The letter pointed out that the course’s student instructor was a well-known member of Students for Justice in Palestine (SJP), a leading anti-Israel campus group that supports the Palestinian-led Boycott, Divestment, and Sanctions campaign against Israel, while its faculty advisor was Hatem Bazian, a co-founder of SJP. Bazian is currently the chairman of American Muslims for Palestine, a leading sponsor of SJP which, according to congressional testimony provided by Jonathan Schanzer in April, employs several individuals who formerly worked at organizations that fundraised for the terrorist organization Hamas. In 2004, Bazian himself served as a fundraising speaker for the group KindHearts, which had its assets frozen by the U.S. Treasury two years later over its links to Hamas. “KindHearts officials and fundraisers have coordinated with Hamas leaders and made contributions to Hamas-affiliated organizations,” the Treasury wrote at the time.

In a statement released by AMCHA, Tammi Rossman Benjamin, the group’s director and a UC faculty member, was quoted saying that the proposed course presented an “egregious and unconscionable abuse of the classroom.” She added, “And sadly this is not the first time anti-Zionist students and professors have successfully gamed the UC system to inject anti-Israel propaganda and anti-Semitic hate onto the campus in the guise of academics.”

AMCHA noted that a similarly biased course, “Palestine & Israel: Settler Colonialism and Apartheid,” which featured “egregiously one-sided, anti-Israel readings and films,” was offered last year by UC Riverside and taught by a member of SJP.

A study released by AMCHA earlier this year found that anti-Semitic activity on U.S. campuses, which strongly correlates with the presence of anti-Israel organizations and faculty, had increased 45% this year over the same time last year.

In On Many Campuses, Hate is Spelled SJP, which was published in the October 2014 issue of The Tower Magazine, Daniel Mael offered a brief history of Bazian and the campus group he helped establish.

SJP is an outgrowth of an organization called the General Union of Palestinian Students, originally founded in Egypt in the 1950s, and established at San Francisco State University in 1973. In 2001, after graduating from San Francisco State and moving across the bay, a UC Berkeley graduate student—now professor—by the name of Hatem Bazian launched his own chapter of GUPS, just as the second intifada and its campaign of suicidal terror were going full swing.

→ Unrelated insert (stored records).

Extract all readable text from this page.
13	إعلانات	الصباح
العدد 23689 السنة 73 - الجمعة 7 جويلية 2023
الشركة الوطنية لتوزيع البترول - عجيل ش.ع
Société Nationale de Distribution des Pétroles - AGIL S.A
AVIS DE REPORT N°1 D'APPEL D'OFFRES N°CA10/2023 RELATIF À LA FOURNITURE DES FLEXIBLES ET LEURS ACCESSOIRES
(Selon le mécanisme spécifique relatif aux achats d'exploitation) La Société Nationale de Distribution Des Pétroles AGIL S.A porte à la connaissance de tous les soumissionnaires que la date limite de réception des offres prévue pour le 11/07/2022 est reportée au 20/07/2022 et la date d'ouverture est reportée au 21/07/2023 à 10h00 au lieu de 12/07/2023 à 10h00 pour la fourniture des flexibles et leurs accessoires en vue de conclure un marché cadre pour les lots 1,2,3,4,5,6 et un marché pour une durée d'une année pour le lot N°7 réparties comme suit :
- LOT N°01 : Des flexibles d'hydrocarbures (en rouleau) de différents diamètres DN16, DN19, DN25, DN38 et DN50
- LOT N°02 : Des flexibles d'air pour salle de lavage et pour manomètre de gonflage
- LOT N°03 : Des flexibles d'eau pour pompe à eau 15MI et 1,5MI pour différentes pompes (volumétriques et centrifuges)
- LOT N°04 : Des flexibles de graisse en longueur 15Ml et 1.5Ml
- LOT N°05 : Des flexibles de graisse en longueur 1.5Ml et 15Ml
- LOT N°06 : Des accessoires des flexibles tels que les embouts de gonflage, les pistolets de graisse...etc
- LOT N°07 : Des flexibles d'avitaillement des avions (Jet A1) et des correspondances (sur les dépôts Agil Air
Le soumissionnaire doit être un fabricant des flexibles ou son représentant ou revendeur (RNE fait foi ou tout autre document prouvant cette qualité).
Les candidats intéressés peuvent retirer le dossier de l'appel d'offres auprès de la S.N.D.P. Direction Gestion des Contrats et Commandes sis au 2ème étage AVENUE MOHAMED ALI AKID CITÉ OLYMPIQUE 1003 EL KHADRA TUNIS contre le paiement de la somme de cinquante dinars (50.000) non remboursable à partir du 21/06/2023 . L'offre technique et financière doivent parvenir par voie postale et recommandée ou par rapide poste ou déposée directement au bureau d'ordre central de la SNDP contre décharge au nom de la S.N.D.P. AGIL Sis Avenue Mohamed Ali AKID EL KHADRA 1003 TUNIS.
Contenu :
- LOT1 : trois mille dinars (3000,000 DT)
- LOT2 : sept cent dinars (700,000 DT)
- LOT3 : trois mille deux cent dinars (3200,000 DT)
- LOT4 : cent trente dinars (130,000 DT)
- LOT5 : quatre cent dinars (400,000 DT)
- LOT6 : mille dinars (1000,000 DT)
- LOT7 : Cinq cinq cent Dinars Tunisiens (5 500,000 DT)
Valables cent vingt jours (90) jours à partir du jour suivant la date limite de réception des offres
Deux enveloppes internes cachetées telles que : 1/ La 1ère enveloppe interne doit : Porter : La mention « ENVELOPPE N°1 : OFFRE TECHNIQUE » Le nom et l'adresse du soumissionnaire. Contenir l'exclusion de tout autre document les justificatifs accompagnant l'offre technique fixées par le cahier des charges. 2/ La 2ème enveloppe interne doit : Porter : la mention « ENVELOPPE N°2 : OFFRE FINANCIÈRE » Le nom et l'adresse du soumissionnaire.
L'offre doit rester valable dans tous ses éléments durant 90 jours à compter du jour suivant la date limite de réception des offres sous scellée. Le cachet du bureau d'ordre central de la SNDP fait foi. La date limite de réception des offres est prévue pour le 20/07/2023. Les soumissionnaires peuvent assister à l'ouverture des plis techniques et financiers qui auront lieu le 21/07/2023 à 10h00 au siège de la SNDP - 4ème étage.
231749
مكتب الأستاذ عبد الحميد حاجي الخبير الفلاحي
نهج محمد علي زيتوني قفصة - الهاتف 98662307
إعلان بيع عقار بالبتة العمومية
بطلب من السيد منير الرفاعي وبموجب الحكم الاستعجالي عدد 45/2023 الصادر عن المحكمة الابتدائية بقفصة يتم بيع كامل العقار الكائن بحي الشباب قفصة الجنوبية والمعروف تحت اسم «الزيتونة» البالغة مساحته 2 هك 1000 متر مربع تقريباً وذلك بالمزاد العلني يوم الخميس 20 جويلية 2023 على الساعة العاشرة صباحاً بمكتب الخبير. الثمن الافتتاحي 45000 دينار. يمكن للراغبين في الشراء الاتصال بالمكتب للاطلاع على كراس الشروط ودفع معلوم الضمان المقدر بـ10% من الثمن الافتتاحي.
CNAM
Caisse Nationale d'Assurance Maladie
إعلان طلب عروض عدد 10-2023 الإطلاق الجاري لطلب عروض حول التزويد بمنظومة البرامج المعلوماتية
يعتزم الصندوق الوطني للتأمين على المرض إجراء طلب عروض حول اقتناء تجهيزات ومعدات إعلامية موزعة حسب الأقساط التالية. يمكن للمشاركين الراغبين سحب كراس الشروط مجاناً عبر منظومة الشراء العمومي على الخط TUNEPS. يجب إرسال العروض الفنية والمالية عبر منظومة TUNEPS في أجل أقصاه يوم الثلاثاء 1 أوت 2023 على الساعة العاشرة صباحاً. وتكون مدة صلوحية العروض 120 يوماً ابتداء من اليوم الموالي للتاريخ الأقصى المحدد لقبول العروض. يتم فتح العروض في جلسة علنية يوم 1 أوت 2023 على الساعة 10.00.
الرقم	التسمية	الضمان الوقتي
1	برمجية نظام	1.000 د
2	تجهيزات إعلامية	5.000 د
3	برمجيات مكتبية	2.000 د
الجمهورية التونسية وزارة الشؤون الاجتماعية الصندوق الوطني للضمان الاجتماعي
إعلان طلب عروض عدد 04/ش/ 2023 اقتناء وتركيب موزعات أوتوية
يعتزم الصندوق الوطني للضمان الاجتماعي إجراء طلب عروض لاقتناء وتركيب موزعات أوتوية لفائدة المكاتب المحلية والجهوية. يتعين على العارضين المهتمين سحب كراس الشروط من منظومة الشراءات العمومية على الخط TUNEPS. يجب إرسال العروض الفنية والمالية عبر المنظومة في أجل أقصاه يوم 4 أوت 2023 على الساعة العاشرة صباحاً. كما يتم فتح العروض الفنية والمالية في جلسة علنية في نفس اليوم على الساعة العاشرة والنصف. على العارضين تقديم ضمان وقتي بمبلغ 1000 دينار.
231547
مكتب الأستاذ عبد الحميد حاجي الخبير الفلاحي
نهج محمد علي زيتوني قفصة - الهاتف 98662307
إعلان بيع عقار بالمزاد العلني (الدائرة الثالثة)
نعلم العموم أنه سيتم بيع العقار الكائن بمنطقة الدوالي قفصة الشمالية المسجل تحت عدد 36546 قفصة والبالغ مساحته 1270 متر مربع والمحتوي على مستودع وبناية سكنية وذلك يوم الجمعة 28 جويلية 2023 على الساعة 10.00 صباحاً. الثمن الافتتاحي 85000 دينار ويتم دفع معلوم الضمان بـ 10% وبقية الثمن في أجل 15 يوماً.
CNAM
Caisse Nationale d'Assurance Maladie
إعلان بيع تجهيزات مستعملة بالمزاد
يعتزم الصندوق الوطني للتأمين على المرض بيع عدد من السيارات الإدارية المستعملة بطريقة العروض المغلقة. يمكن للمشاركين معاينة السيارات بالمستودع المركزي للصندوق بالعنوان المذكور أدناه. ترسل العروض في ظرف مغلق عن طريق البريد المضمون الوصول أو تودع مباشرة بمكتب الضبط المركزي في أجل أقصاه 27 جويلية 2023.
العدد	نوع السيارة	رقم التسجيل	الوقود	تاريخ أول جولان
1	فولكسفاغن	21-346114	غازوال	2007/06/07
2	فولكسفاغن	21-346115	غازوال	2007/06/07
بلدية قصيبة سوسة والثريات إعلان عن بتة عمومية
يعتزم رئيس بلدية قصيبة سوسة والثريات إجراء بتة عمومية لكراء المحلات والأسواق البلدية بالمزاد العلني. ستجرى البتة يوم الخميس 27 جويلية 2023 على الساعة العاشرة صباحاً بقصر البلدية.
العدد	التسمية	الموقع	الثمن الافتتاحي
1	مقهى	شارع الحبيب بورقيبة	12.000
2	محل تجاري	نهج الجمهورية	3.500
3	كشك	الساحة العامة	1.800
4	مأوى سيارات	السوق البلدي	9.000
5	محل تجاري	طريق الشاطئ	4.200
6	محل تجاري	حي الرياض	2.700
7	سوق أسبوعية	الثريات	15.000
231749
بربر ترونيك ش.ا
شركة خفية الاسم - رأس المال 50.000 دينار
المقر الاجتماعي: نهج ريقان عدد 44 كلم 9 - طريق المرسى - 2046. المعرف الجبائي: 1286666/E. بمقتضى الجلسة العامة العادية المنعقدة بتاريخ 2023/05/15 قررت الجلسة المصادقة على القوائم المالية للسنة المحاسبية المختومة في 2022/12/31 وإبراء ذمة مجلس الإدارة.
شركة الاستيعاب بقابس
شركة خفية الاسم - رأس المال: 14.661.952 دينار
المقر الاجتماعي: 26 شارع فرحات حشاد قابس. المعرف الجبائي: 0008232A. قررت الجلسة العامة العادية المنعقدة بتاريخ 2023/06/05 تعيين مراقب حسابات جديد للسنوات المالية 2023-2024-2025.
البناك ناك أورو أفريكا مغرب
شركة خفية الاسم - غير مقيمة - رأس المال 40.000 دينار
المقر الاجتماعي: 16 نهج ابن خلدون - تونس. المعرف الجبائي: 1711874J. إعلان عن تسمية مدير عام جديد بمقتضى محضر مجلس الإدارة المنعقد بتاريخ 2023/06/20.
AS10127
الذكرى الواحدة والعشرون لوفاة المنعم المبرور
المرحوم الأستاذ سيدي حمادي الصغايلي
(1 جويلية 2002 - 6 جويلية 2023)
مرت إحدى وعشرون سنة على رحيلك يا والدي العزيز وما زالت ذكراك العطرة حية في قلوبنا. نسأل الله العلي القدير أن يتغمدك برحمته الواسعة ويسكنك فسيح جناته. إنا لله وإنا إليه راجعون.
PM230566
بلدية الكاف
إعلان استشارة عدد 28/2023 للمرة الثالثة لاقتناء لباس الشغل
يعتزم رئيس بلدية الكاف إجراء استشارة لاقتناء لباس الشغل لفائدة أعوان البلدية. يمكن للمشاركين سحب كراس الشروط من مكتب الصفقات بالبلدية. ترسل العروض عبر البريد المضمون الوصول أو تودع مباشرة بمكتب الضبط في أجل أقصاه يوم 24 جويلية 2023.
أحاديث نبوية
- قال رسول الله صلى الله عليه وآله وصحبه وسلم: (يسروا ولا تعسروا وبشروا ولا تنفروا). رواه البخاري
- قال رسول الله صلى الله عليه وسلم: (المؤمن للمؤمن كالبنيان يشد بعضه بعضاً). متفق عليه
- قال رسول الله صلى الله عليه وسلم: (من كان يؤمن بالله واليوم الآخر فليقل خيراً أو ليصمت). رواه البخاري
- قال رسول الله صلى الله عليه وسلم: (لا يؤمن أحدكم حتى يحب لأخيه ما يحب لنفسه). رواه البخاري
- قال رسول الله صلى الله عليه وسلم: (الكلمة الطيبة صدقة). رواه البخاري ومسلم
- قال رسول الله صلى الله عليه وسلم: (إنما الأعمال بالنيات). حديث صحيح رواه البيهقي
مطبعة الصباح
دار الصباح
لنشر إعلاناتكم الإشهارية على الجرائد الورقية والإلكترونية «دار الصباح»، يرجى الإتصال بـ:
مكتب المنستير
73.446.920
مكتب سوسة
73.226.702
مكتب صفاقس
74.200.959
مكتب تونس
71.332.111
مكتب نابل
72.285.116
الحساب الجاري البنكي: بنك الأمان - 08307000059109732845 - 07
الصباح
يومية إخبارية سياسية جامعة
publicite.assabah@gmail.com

He renamed the group, and refashioned it in his own image.

According to Accuracy in Academia, a nonprofit research group, Bazian’s extremist rhetoric can be traced at least as far back as 1999, when, in a presentation at an academic conference, he favorably recited a famous anti-Semitic passage from the Quran: “The Day of Judgment will not happen until the trees and stones will say, ‘Oh Muslim, there is a Jew hiding behind me, come and kill him.’” (He later denied having done so.) In 2011, he helped organize the “Never Again For Anyone” speaking tour, during which the Holocaust was invoked and the Palestinians likened to the Jews persecuted by Nazi Germany. The link drawn between Israel and Nazi Germany is, of course, a staple of modern European anti-Semitism.